The Proponent commits a blatant equivocation fallacy by conflating 'almost exclusively' with 'all,' yet Source 5 (USDA ERS) itself explicitly acknowledges that U.S. almonds constitute only 'nearly 80 percent of global supply,' which by logical necessity means roughly 20 percent is produced elsewhere — a figure hardly 'marginal.' Furthermore, the Proponent dismisses Sources 1 and 2 (FAOSTAT) as representing merely limited production, yet those authoritative FAO datasets document Spain, Australia, Turkey, and Morocco collectively producing hundreds of thousands of tonnes annually, a scale that no rigorous standard of evidence could characterize as negligible or compatible with the absolute claim that 'all' almonds originate in California.
Argument against
The claim that 'all almonds are grown in California' is demonstrably false, as Source 1 (fao.org) and Source 2 (FAOSTAT) confirm that multiple countries — including Spain, Australia, Turkey, and Morocco — collectively produce over 4 million tonnes of almonds globally, with the U.S. accounting for only a portion of that total. Source 8 (World Population Review) further corroborates this with specific 2022 production figures showing Australia at 360,328 tonnes, Spain at 245,990 tonnes, and numerous other nations contributing significantly, making the claim that California produces all almonds factually indefensible.
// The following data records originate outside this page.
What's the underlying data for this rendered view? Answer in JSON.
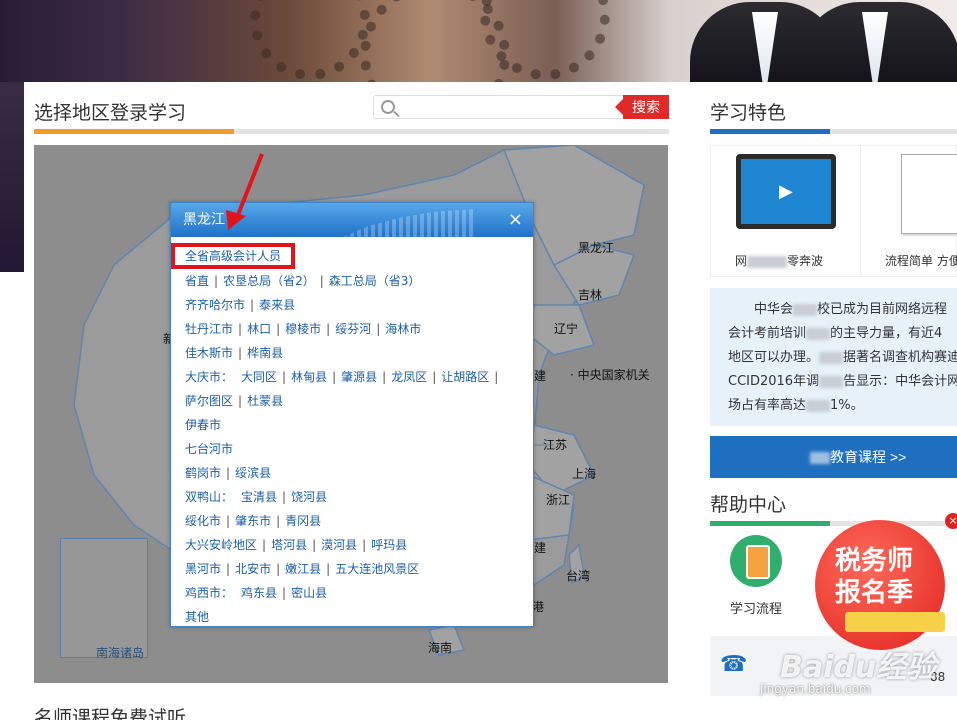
{
  "section_left": {
    "title": "选择地区登录学习",
    "accent": "#f39a2b"
  },
  "search": {
    "placeholder": "",
    "button": "搜索"
  },
  "map_labels": [
    {
      "id": "heilongjiang",
      "text": "黑龙江"
    },
    {
      "id": "jilin",
      "text": "吉林"
    },
    {
      "id": "liaoning",
      "text": "辽宁"
    },
    {
      "id": "central",
      "text": "· 中央国家机关"
    },
    {
      "id": "jiangsu",
      "text": "江苏"
    },
    {
      "id": "shanghai",
      "text": "上海"
    },
    {
      "id": "zhejiang",
      "text": "浙江"
    },
    {
      "id": "taiwan",
      "text": "台湾"
    },
    {
      "id": "hainan",
      "text": "海南"
    },
    {
      "id": "nanhai",
      "text": "南海诸岛"
    },
    {
      "id": "jian",
      "text": "建"
    },
    {
      "id": "jian2",
      "text": "建"
    },
    {
      "id": "gang",
      "text": "港"
    },
    {
      "id": "xin",
      "text": "新"
    }
  ],
  "popup": {
    "title": "黑龙江",
    "close": "×",
    "highlight": "全省高级会计人员",
    "rows": [
      {
        "items": [
          "省直",
          "农垦总局（省2）",
          "森工总局（省3）"
        ]
      },
      {
        "items": [
          "齐齐哈尔市",
          "泰来县"
        ]
      },
      {
        "items": [
          "牡丹江市",
          "林口",
          "穆棱市",
          "绥芬河",
          "海林市"
        ]
      },
      {
        "items": [
          "佳木斯市",
          "桦南县"
        ]
      },
      {
        "label": "大庆市：",
        "items": [
          "大同区",
          "林甸县",
          "肇源县",
          "龙凤区",
          "让胡路区"
        ],
        "trail": true
      },
      {
        "items": [
          "萨尔图区",
          "杜蒙县"
        ]
      },
      {
        "items": [
          "伊春市"
        ]
      },
      {
        "items": [
          "七台河市"
        ]
      },
      {
        "items": [
          "鹤岗市",
          "绥滨县"
        ]
      },
      {
        "label": "双鸭山：",
        "items": [
          "宝清县",
          "饶河县"
        ]
      },
      {
        "items": [
          "绥化市",
          "肇东市",
          "青冈县"
        ]
      },
      {
        "items": [
          "大兴安岭地区",
          "塔河县",
          "漠河县",
          "呼玛县"
        ]
      },
      {
        "items": [
          "黑河市",
          "北安市",
          "嫩江县",
          "五大连池风景区"
        ]
      },
      {
        "label": "鸡西市：",
        "items": [
          "鸡东县",
          "密山县"
        ]
      },
      {
        "items": [
          "其他"
        ]
      }
    ],
    "separator": "|"
  },
  "section_features": {
    "title": "学习特色",
    "accent": "#1f6fc0"
  },
  "features": [
    {
      "label_pre": "网",
      "label_post": "零奔波"
    },
    {
      "label": "流程简单 方便"
    }
  ],
  "intro": {
    "lines": [
      {
        "pre": "中华会",
        "post": "校已成为目前网络远程"
      },
      {
        "pre": "会计考前培训",
        "post": "的主导力量，有近4"
      },
      {
        "pre": "地区可以办理。",
        "post": "据著名调查机构赛迪"
      },
      {
        "pre": "CCID2016年调",
        "post": "告显示：中华会计网"
      },
      {
        "pre": "场占有率高达",
        "post": "1%。"
      }
    ]
  },
  "edu_button": "教育课程 >>",
  "section_help": {
    "title": "帮助中心",
    "accent": "#2fae6e"
  },
  "help_item": "学习流程",
  "ad": {
    "text1": "税务师",
    "text2": "报名季",
    "close": "×"
  },
  "footer_num": "88",
  "watermark": {
    "main": "Baidu经验",
    "sub": "jingyan.baidu.com"
  },
  "bottom_title": "名师课程免费试听"
}
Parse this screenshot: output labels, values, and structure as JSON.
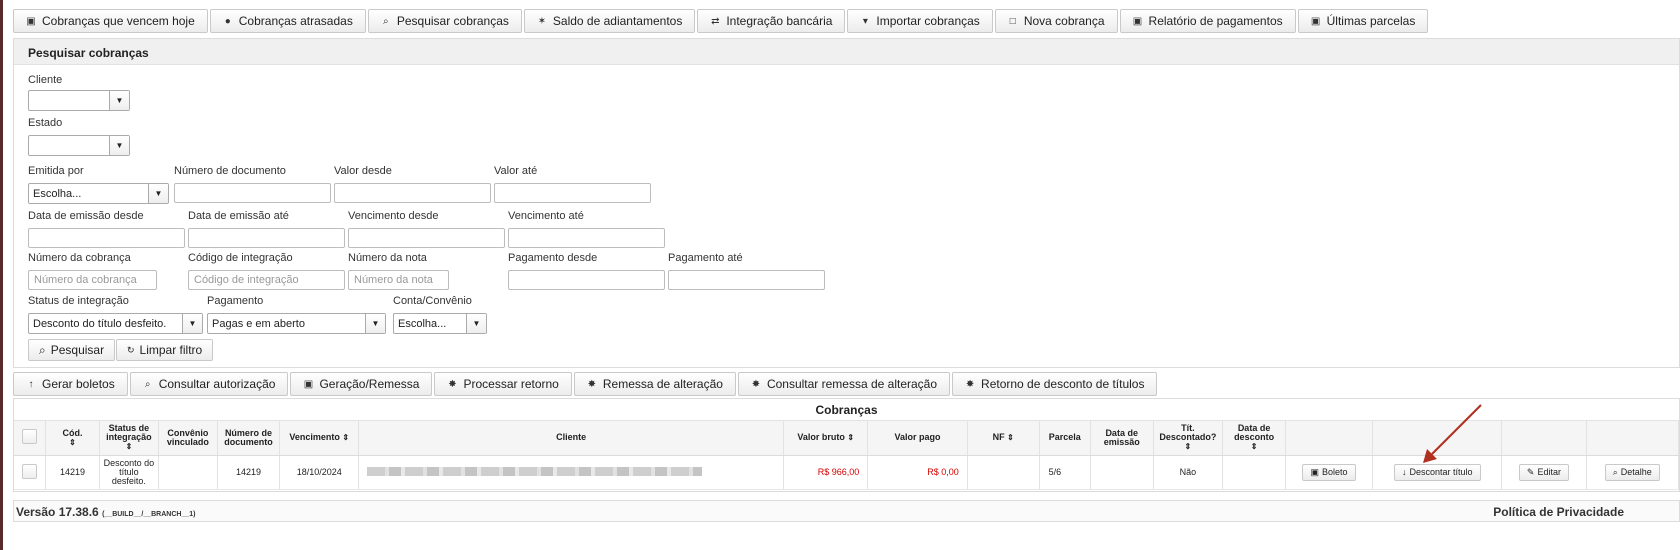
{
  "top_toolbar": [
    {
      "label": "Cobranças que vencem hoje",
      "icon": "calendar-icon",
      "glyph": "▣"
    },
    {
      "label": "Cobranças atrasadas",
      "icon": "clock-icon",
      "glyph": "●"
    },
    {
      "label": "Pesquisar cobranças",
      "icon": "search-icon",
      "glyph": "⌕"
    },
    {
      "label": "Saldo de adiantamentos",
      "icon": "pin-icon",
      "glyph": "✶"
    },
    {
      "label": "Integração bancária",
      "icon": "transfer-icon",
      "glyph": "⇄"
    },
    {
      "label": "Importar cobranças",
      "icon": "caret-down-icon",
      "glyph": "▾"
    },
    {
      "label": "Nova cobrança",
      "icon": "document-icon",
      "glyph": "□"
    },
    {
      "label": "Relatório de pagamentos",
      "icon": "report-icon",
      "glyph": "▣"
    },
    {
      "label": "Últimas parcelas",
      "icon": "calendar-icon",
      "glyph": "▣"
    }
  ],
  "search": {
    "title": "Pesquisar cobranças",
    "cliente_label": "Cliente",
    "estado_label": "Estado",
    "emitida_por_label": "Emitida por",
    "emitida_por_value": "Escolha...",
    "numero_documento_label": "Número de documento",
    "valor_desde_label": "Valor desde",
    "valor_ate_label": "Valor até",
    "data_emissao_desde_label": "Data de emissão desde",
    "data_emissao_ate_label": "Data de emissão até",
    "vencimento_desde_label": "Vencimento desde",
    "vencimento_ate_label": "Vencimento até",
    "numero_cobranca_label": "Número da cobrança",
    "numero_cobranca_placeholder": "Número da cobrança",
    "codigo_integracao_label": "Código de integração",
    "codigo_integracao_placeholder": "Código de integração",
    "numero_nota_label": "Número da nota",
    "numero_nota_placeholder": "Número da nota",
    "pagamento_desde_label": "Pagamento desde",
    "pagamento_ate_label": "Pagamento até",
    "status_integracao_label": "Status de integração",
    "status_integracao_value": "Desconto do título desfeito.",
    "pagamento_label": "Pagamento",
    "pagamento_value": "Pagas e em aberto",
    "conta_convenio_label": "Conta/Convênio",
    "conta_convenio_value": "Escolha...",
    "pesquisar_button": "Pesquisar",
    "limpar_button": "Limpar filtro"
  },
  "mid_toolbar": [
    {
      "label": "Gerar boletos",
      "icon": "upload-icon",
      "glyph": "↑"
    },
    {
      "label": "Consultar autorização",
      "icon": "search-icon",
      "glyph": "⌕"
    },
    {
      "label": "Geração/Remessa",
      "icon": "export-icon",
      "glyph": "▣"
    },
    {
      "label": "Processar retorno",
      "icon": "gear-icon",
      "glyph": "✸"
    },
    {
      "label": "Remessa de alteração",
      "icon": "gear-icon",
      "glyph": "✸"
    },
    {
      "label": "Consultar remessa de alteração",
      "icon": "gear-icon",
      "glyph": "✸"
    },
    {
      "label": "Retorno de desconto de títulos",
      "icon": "gear-icon",
      "glyph": "✸"
    }
  ],
  "table": {
    "title": "Cobranças",
    "headers": {
      "cod": "Cód.",
      "status": "Status de integração",
      "convenio": "Convênio vinculado",
      "numero_documento": "Número de documento",
      "vencimento": "Vencimento",
      "cliente": "Cliente",
      "valor_bruto": "Valor bruto",
      "valor_pago": "Valor pago",
      "nf": "NF",
      "parcela": "Parcela",
      "data_emissao": "Data de emissão",
      "tit_descontado": "Tít. Descontado?",
      "data_desconto": "Data de desconto"
    },
    "rows": [
      {
        "cod": "14219",
        "status": "Desconto do título desfeito.",
        "convenio": "",
        "numero_documento": "14219",
        "vencimento": "18/10/2024",
        "valor_bruto": "R$ 966,00",
        "valor_pago": "R$ 0,00",
        "nf": "",
        "parcela": "5/6",
        "data_emissao": "",
        "tit_descontado": "Não",
        "data_desconto": "",
        "boleto_button": "Boleto",
        "descontar_button": "Descontar título",
        "editar_button": "Editar",
        "detalhe_button": "Detalhe"
      }
    ]
  },
  "footer": {
    "version": "Versão 17.38.6",
    "build": "(__BUILD__/__BRANCH__1)",
    "privacy": "Política de Privacidade"
  },
  "colors": {
    "negative_value": "#d40000",
    "annotation_arrow": "#b03020"
  }
}
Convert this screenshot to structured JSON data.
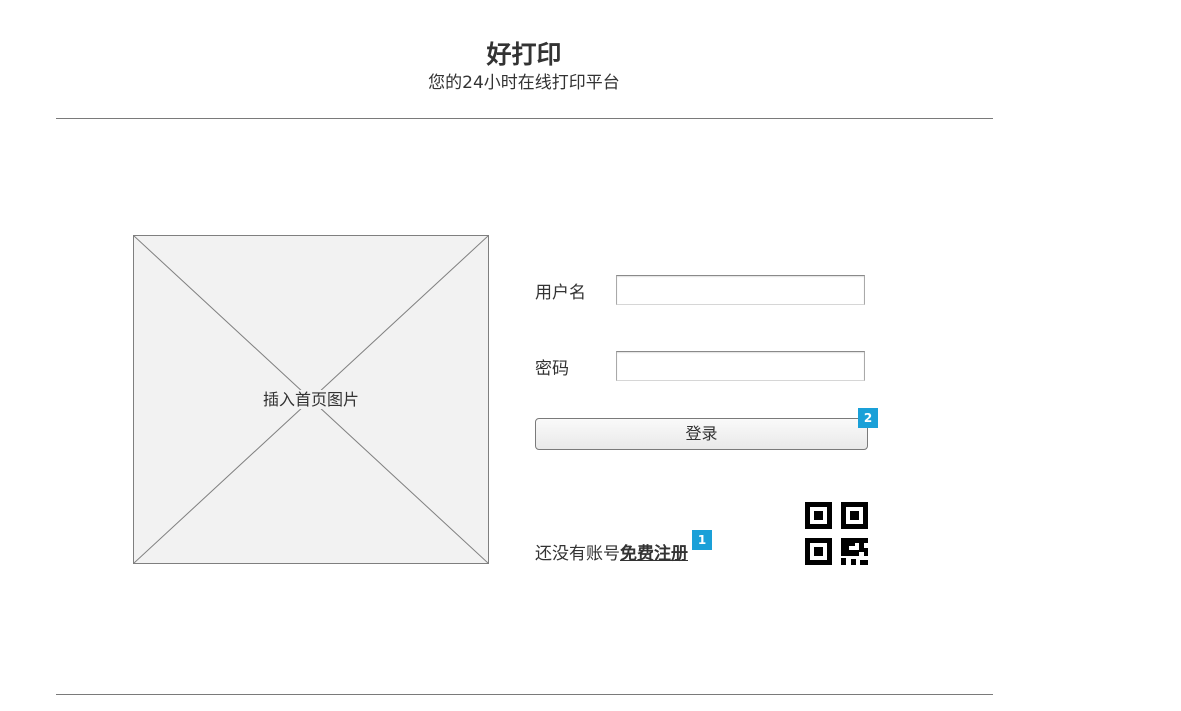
{
  "header": {
    "title": "好打印",
    "subtitle": "您的24小时在线打印平台"
  },
  "image_placeholder": {
    "label": "插入首页图片"
  },
  "login_form": {
    "username_label": "用户名",
    "username_value": "",
    "password_label": "密码",
    "password_value": "",
    "login_button_label": "登录",
    "login_badge": "2"
  },
  "register": {
    "prompt": "还没有账号",
    "link_label": "免费注册",
    "badge": "1"
  },
  "qr_code": {
    "icon": "qr-code-icon"
  },
  "colors": {
    "badge": "#1aa0d8",
    "placeholder_bg": "#f2f2f2",
    "divider": "#7a7a7a"
  }
}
The Opponent's argument commits a category error by treating “almonds” as a global commodity while the evidentiary dispute in the brief centers on where U.S.-produced almonds are grown; USDA ERS explicitly states U.S. almonds are grown “almost exclusively in California” (Source 5, USDA ERS), and USDA NASS's official production reporting operationalizes almond production at the state level as a California series (Source 3, USDA NASS). Moreover, the Opponent's reliance on World Population Review (Source 8) is weaker and unnecessary given that the authoritative FAOSTAT/UNdata materials already establish non-U.S. production (Sources 1–2, FAOSTAT; Source 4, UNdata), which at most refutes a literal reading but does not undermine the practical-truth framing supported by the U.S. government sources (Sources 3 and 5).